MHP, Neden Uygur Türklerine Destek Vermiyor?
“Uygur Türkleri, Çin yönetimi tarafından “terörizmle mücadele” gerekçesiyle “yeniden eğitim kampları” olarak adlandırılan tecrit ve baskı ortamlarında zorla tutulmakta, gözaltı işkence, ve kötü muameleye maruz bırakılmaktadır. Bu Duruma Nasıl Gelindi? Uygurlar bir bağımsızlık hareketi kurdu ve Çin liderliği için bu, son derece şiddetli bir şekilde baskı uygulanması için geçerli bir neden. Ayrıca Sincan’da sadece siyasi […]
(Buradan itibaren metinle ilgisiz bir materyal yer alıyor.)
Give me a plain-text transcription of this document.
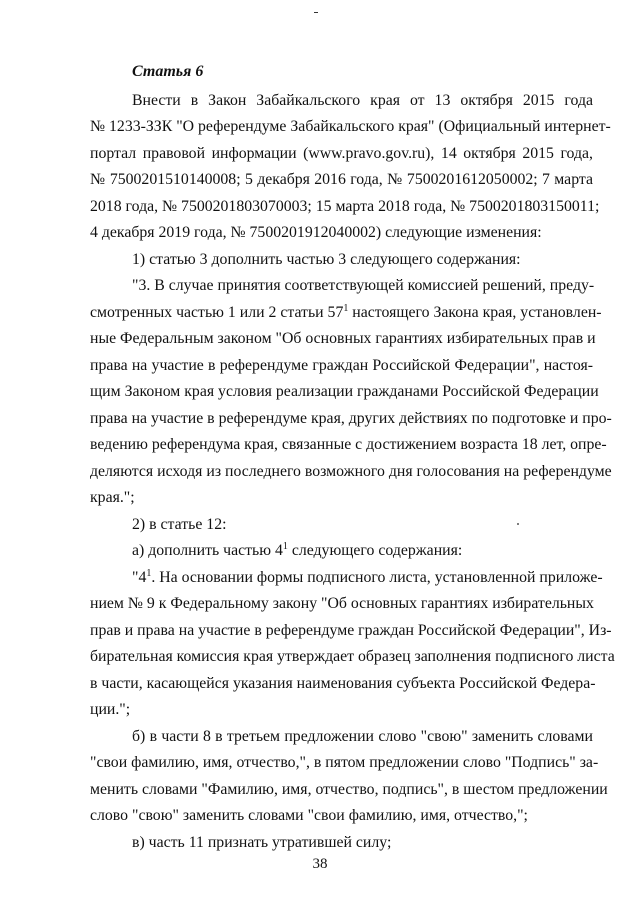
Статья 6
Внести в Закон Забайкальского края от 13 октября 2015 года
№ 1233-ЗЗК "О референдуме Забайкальского края" (Официальный интернет-
портал правовой информации (www.pravo.gov.ru), 14 октября 2015 года,
№ 7500201510140008; 5 декабря 2016 года, № 7500201612050002; 7 марта
2018 года, № 7500201803070003; 15 марта 2018 года, № 7500201803150011;
4 декабря 2019 года, № 7500201912040002) следующие изменения:
1) статью 3 дополнить частью 3 следующего содержания:
"3. В случае принятия соответствующей комиссией решений, преду-
смотренных частью 1 или 2 статьи $57^1$ настоящего Закона края, установлен-
ные Федеральным законом "Об основных гарантиях избирательных прав и
права на участие в референдуме граждан Российской Федерации", настоя-
щим Законом края условия реализации гражданами Российской Федерации
права на участие в референдуме края, других действиях по подготовке и про-
ведению референдума края, связанные с достижением возраста 18 лет, опре-
деляются исходя из последнего возможного дня голосования на референдуме
края.";
2) в статье 12:
а) дополнить частью $4^1$ следующего содержания:
"$4^1$. На основании формы подписного листа, установленной приложе-
нием № 9 к Федеральному закону "Об основных гарантиях избирательных
прав и права на участие в референдуме граждан Российской Федерации", Из-
бирательная комиссия края утверждает образец заполнения подписного листа
в части, касающейся указания наименования субъекта Российской Федера-
ции.";
б) в части 8 в третьем предложении слово "свою" заменить словами
"свои фамилию, имя, отчество,", в пятом предложении слово "Подпись" за-
менить словами "Фамилию, имя, отчество, подпись", в шестом предложении
слово "свою" заменить словами "свои фамилию, имя, отчество,";
в) часть 11 признать утратившей силу;
38
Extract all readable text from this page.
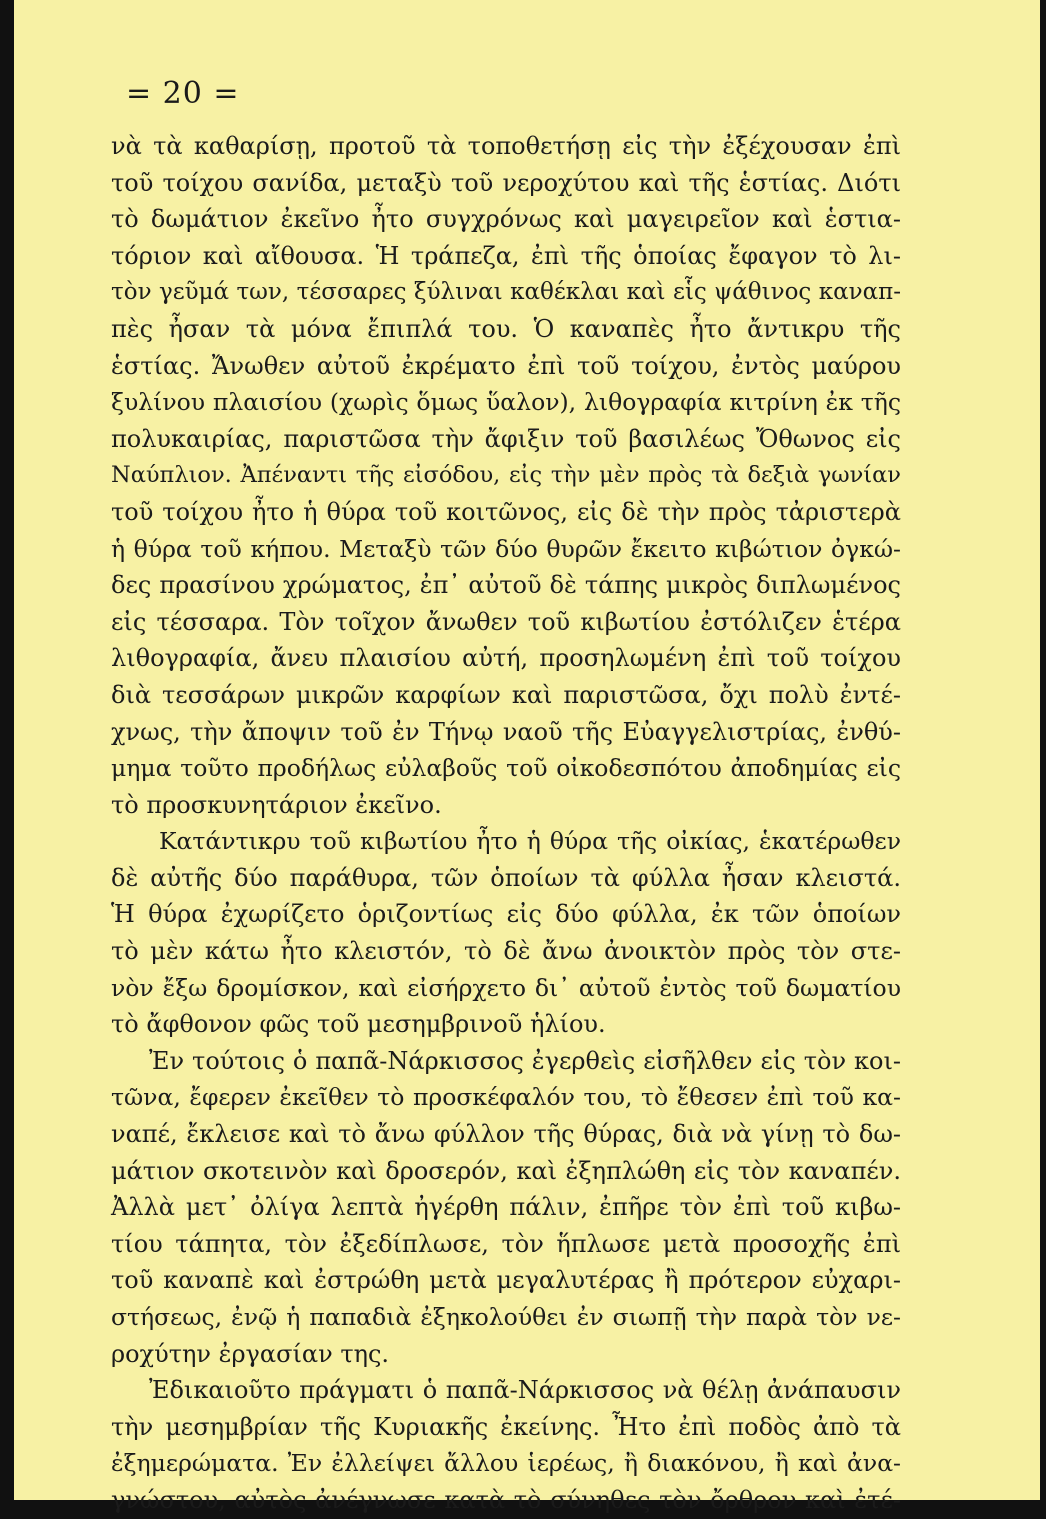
= 20 =
νὰ τὰ καθαρίσῃ, προτοῦ τὰ τοποθετήσῃ εἰς τὴν ἐξέχουσαν ἐπὶ
τοῦ τοίχου σανίδα, μεταξὺ τοῦ νεροχύτου καὶ τῆς ἑστίας. Διότι
τὸ δωμάτιον ἐκεῖνο ἦτο συγχρόνως καὶ μαγειρεῖον καὶ ἑστια-
τόριον καὶ αἴθουσα. Ἡ τράπεζα, ἐπὶ τῆς ὁποίας ἔφαγον τὸ λι-
τὸν γεῦμά των, τέσσαρες ξύλιναι καθέκλαι καὶ εἷς ψάθινος καναπ-
πὲς ἦσαν τὰ μόνα ἔπιπλά του. Ὁ καναπὲς ἦτο ἄντικρυ τῆς
ἑστίας. Ἄνωθεν αὐτοῦ ἐκρέματο ἐπὶ τοῦ τοίχου, ἐντὸς μαύρου
ξυλίνου πλαισίου (χωρὶς ὅμως ὕαλον), λιθογραφία κιτρίνη ἐκ τῆς
πολυκαιρίας, παριστῶσα τὴν ἄφιξιν τοῦ βασιλέως Ὄθωνος εἰς
Ναύπλιον. Ἀπέναντι τῆς εἰσόδου, εἰς τὴν μὲν πρὸς τὰ δεξιὰ γωνίαν
τοῦ τοίχου ἦτο ἡ θύρα τοῦ κοιτῶνος, εἰς δὲ τὴν πρὸς τἀριστερὰ
ἡ θύρα τοῦ κήπου. Μεταξὺ τῶν δύο θυρῶν ἔκειτο κιβώτιον ὀγκώ-
δες πρασίνου χρώματος, ἐπ᾽ αὐτοῦ δὲ τάπης μικρὸς διπλωμένος
εἰς τέσσαρα. Τὸν τοῖχον ἄνωθεν τοῦ κιβωτίου ἐστόλιζεν ἑτέρα
λιθογραφία, ἄνευ πλαισίου αὐτή, προσηλωμένη ἐπὶ τοῦ τοίχου
διὰ τεσσάρων μικρῶν καρφίων καὶ παριστῶσα, ὄχι πολὺ ἐντέ-
χνως, τὴν ἄποψιν τοῦ ἐν Τήνῳ ναοῦ τῆς Εὐαγγελιστρίας, ἐνθύ-
μημα τοῦτο προδήλως εὐλαβοῦς τοῦ οἰκοδεσπότου ἀποδημίας εἰς
τὸ προσκυνητάριον ἐκεῖνο.
Κατάντικρυ τοῦ κιβωτίου ἦτο ἡ θύρα τῆς οἰκίας, ἑκατέρωθεν
δὲ αὐτῆς δύο παράθυρα, τῶν ὁποίων τὰ φύλλα ἦσαν κλειστά.
Ἡ θύρα ἐχωρίζετο ὁριζοντίως εἰς δύο φύλλα, ἐκ τῶν ὁποίων
τὸ μὲν κάτω ἦτο κλειστόν, τὸ δὲ ἄνω ἀνοικτὸν πρὸς τὸν στε-
νὸν ἔξω δρομίσκον, καὶ εἰσήρχετο δι᾽ αὐτοῦ ἐντὸς τοῦ δωματίου
τὸ ἄφθονον φῶς τοῦ μεσημβρινοῦ ἡλίου.
Ἐν τούτοις ὁ παπᾶ-Νάρκισσος ἐγερθεὶς εἰσῆλθεν εἰς τὸν κοι-
τῶνα, ἔφερεν ἐκεῖθεν τὸ προσκέφαλόν του, τὸ ἔθεσεν ἐπὶ τοῦ κα-
ναπέ, ἔκλεισε καὶ τὸ ἄνω φύλλον τῆς θύρας, διὰ νὰ γίνῃ τὸ δω-
μάτιον σκοτεινὸν καὶ δροσερόν, καὶ ἐξηπλώθη εἰς τὸν καναπέν.
Ἀλλὰ μετ᾽ ὀλίγα λεπτὰ ἠγέρθη πάλιν, ἐπῆρε τὸν ἐπὶ τοῦ κιβω-
τίου τάπητα, τὸν ἐξεδίπλωσε, τὸν ἥπλωσε μετὰ προσοχῆς ἐπὶ
τοῦ καναπὲ καὶ ἐστρώθη μετὰ μεγαλυτέρας ἢ πρότερον εὐχαρι-
στήσεως, ἐνῷ ἡ παπαδιὰ ἐξηκολούθει ἐν σιωπῇ τὴν παρὰ τὸν νε-
ροχύτην ἐργασίαν της.
Ἐδικαιοῦτο πράγματι ὁ παπᾶ-Νάρκισσος νὰ θέλῃ ἀνάπαυσιν
τὴν μεσημβρίαν τῆς Κυριακῆς ἐκείνης. Ἦτο ἐπὶ ποδὸς ἀπὸ τὰ
ἐξημερώματα. Ἐν ἐλλείψει ἄλλου ἱερέως, ἢ διακόνου, ἢ καὶ ἀνα-
γνώστου, αὐτὸς ἀνέγνωσε κατὰ τὸ σύνηθες τὸν ὄρθρον καὶ ἐτέ-
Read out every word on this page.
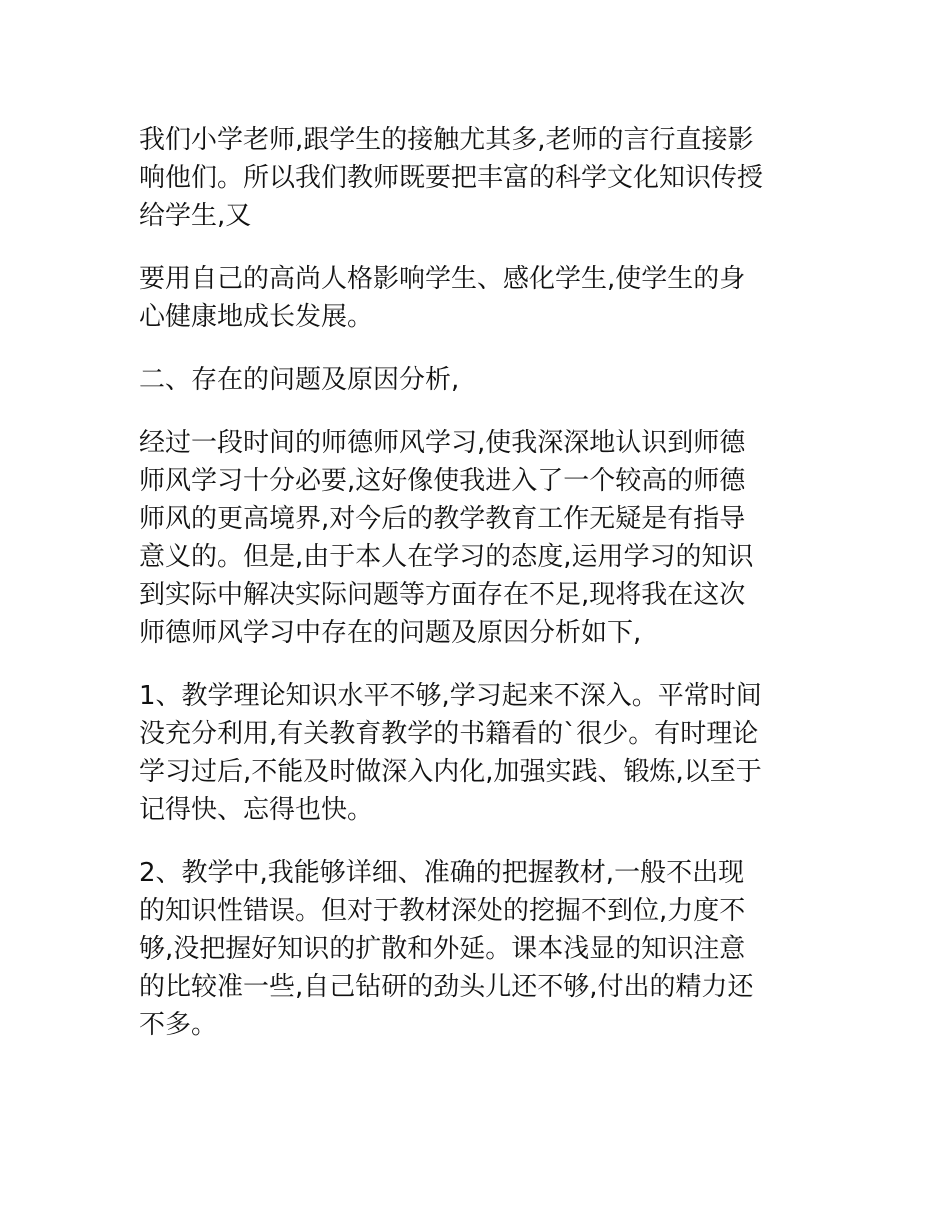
我们小学老师,跟学生的接触尤其多,老师的言行直接影
响他们。所以我们教师既要把丰富的科学文化知识传授
给学生,又

要用自己的高尚人格影响学生、感化学生,使学生的身
心健康地成长发展。

二、存在的问题及原因分析,

经过一段时间的师德师风学习,使我深深地认识到师德
师风学习十分必要,这好像使我进入了一个较高的师德
师风的更高境界,对今后的教学教育工作无疑是有指导
意义的。但是,由于本人在学习的态度,运用学习的知识
到实际中解决实际问题等方面存在不足,现将我在这次
师德师风学习中存在的问题及原因分析如下,

1、教学理论知识水平不够,学习起来不深入。平常时间
没充分利用,有关教育教学的书籍看的`很少。有时理论
学习过后,不能及时做深入内化,加强实践、锻炼,以至于
记得快、忘得也快。

2、教学中,我能够详细、准确的把握教材,一般不出现
的知识性错误。但对于教材深处的挖掘不到位,力度不
够,没把握好知识的扩散和外延。课本浅显的知识注意
的比较准一些,自己钻研的劲头儿还不够,付出的精力还
不多。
“Uygur Türkleri, Çin yönetimi tarafından “terörizmle mücadele” gerekçesiyle “yeniden eğitim kampları” olarak adlandırılan tecrit ve baskı ortamlarında zorla tutulmakta, gözaltı işkence, ve kötü muameleye maruz bırakılmaktadır.
Bu Duruma Nasıl Gelindi?
Uygurlar bir bağımsızlık hareketi kurdu ve Çin liderliği için bu, son derece şiddetli bir şekilde baskı uygulanması için geçerli bir neden.
Ayrıca Sincan’da sadece siyasi değil Müslüman nitelikte de ayrılıkçı bir hareket var.
Doğu Türkistan İslam Hareketi olarak adlandırılan bu hareket hem BM hem de ABD tarafından terör örgütü olarak tanınıyor.
Örneğin 2014 yılında, 30 kişinin hayatını kaybettiği, Kunming tren garındakine benzer büyük saldırılar Uygurlu radikaller tarafından yapıldı.
Çin liderliği Uygurlara yönelik aldığı önlemleri bu tür saldırılarla da gerekçelendiriyor….
Bugüne kadar Çin Yönetimi, bu tür yöntemlerle amacına ulaştı.
Ağır gözetim ve izleme altındaki Uygurlar için hareket alanı yok.
Bu yöntemler insan haklarını ihlal ediyor.
Ama bu yolla Çin yönetimi, direniş olmamasını sağlayarak hedefine ulaşmış oluyor.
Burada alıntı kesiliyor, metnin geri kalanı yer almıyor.